Le cardinal Kurt Koch est président du Conseil pontifical pour l’unité des chrétiens depuis 2010. | © Jacques Berset
Vatican

Cardinal Koch: «L’attitude du patriarche Cyrille est une hérésie»

«Le fait que le patriarche Cyrille de Moscou légitime la guerre brutale en Ukraine pour des raisons pseudo-religieuses est une hérésie», déclare le cardinal Kurt Koch. Le président du «Dicastère pour la promotion de l’unité des chrétiens» veut désormais faire de la question du rapport l’Eglise-Etat un thème du dialogue entre catholiques et orthodoxes.

Dans une interview à l’hebdomadaire catholique allemand Tagespost, le cardinal suisse revient longuement sur le dialogue avec l’orthodoxie russe. Le fait que le responsable de l’œcuménisme au Vatican utilise le terme d’hérésie pour qualifier l’attitude du patriarche Cyrille n’est pas sans un certain poids.

Un arrière-fond de querelle religieuse

Les tensions internes à l’orthodoxie sont certainement en arrière-fond de la situation actuelle en Ukraine et ont fortement tendu les relations entre Moscou et Constantinople, reconnaît le cardinal. «Mais il serait pathétique qu’elles aient conduit à la terrible guerre en Ukraine ou qu’elles soient invoquées pour la légitimer. Car les conflits ecclésiastiques ne doivent jamais être ‘résolus’ par la violence».

«D’un point de vue chrétien, on ne peut pas justifier une guerre d’agression, mais tout au plus la défense contre un agresseur injuste»

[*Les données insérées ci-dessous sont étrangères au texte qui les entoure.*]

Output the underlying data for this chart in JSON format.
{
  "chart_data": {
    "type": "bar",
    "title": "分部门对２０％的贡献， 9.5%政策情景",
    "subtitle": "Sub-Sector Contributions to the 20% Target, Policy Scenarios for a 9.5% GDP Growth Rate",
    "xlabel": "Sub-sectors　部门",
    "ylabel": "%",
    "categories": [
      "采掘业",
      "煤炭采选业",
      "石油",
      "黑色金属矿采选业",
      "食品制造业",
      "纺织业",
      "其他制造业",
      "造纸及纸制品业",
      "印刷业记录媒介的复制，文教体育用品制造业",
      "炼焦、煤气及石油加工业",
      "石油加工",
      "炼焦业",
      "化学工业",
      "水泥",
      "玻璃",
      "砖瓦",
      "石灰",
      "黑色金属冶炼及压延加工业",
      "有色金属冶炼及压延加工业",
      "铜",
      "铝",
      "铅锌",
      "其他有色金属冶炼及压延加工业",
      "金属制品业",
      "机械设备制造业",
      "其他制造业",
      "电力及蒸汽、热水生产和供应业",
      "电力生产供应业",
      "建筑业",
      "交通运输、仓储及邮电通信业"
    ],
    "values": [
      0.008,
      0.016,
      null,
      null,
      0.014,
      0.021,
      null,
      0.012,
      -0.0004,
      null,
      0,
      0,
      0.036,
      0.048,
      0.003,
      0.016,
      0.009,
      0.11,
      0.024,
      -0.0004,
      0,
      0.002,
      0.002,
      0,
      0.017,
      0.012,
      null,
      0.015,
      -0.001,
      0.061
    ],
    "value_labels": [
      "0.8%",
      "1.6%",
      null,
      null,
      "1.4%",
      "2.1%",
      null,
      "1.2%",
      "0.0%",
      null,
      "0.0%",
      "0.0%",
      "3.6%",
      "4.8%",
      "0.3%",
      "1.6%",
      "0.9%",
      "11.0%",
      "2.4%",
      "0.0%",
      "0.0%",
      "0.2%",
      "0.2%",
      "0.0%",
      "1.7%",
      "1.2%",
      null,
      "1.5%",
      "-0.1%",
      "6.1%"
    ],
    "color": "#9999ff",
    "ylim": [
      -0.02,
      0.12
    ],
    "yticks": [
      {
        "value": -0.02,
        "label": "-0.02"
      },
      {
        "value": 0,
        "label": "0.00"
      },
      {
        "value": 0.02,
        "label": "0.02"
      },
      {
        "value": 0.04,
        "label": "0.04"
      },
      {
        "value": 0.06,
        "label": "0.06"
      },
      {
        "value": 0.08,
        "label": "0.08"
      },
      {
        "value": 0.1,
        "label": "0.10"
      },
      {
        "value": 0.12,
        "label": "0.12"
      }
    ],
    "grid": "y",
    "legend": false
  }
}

Le patriarche œcuménique Bartholomée voulait rétablir l’unité entre les différentes églises orthodoxes en Ukraine, mais il n’y est parvenu jusqu’à présent que dans une faible mesure. Il espérait que la plupart des évêques de l’Eglise orthodoxe ukrainienne du Patriarcat de Moscou (UOK-MP) rejoindraient cette Église ukrainienne nouvellement institutionnalisée (en 2019 NDLR). Cela ne s’est toutefois pas produit, note Kurt Koch.

Une guerre d’agression injustifiable

«La justification pseudo-religieuse de la guerre par le patriarche Cyrille doit ébranler tout cœur œcuménique. D’un point de vue chrétien, on ne peut pas justifier une guerre d’agression, mais tout au plus, sous certaines conditions, la défense contre un agresseur injuste. Minimiser la guerre d’agression brutale de Poutine en la qualifiant ‘d’opération spéciale’ est un abus de langage. Je dois condamner cette position comme étant absolument impossible.»

Revenant sur l’entretien vidéo du 16 mars entre le pape François et le patriarche Cyrille, le cardinal explique d’abord que «dans la deuxième quinzaine de février, un Zoom était prévu entre le métropolite Hilarion (alors responsable des relations extérieures du patriarcat de Moscou NDLR) et moi-même pour continuer à préparer la deuxième rencontre entre le pape François et le patriarche Cyrille, prévue pour juin. Comme la guerre avait déjà éclaté en Ukraine, j’ai saisi l’occasion de la visio-conférence pour demander que le pape et le patriarche prennent position ensemble contre la guerre.

Comme le métropolite a toujours proposé une déclaration commune sur la persécution des chrétiens dans le monde d’aujourd’hui, j’ai souligné que je partageais cette préoccupation, mais qu’une telle déclaration perdrait toute crédibilité si aucun mot n’était dit maintenant contre le fait que – comme en Ukraine – des chrétiens se battent contre des chrétiens et que des orthodoxes s’entre-tuent. Peu après cette réunion, j’ai reçu la réponse que le patriarche n’était pas prêt à une déclaration commune avec le pape. Ce n’est que des semaines plus tard que Moscou a souhaité une conférence Zoom avec le pape.» 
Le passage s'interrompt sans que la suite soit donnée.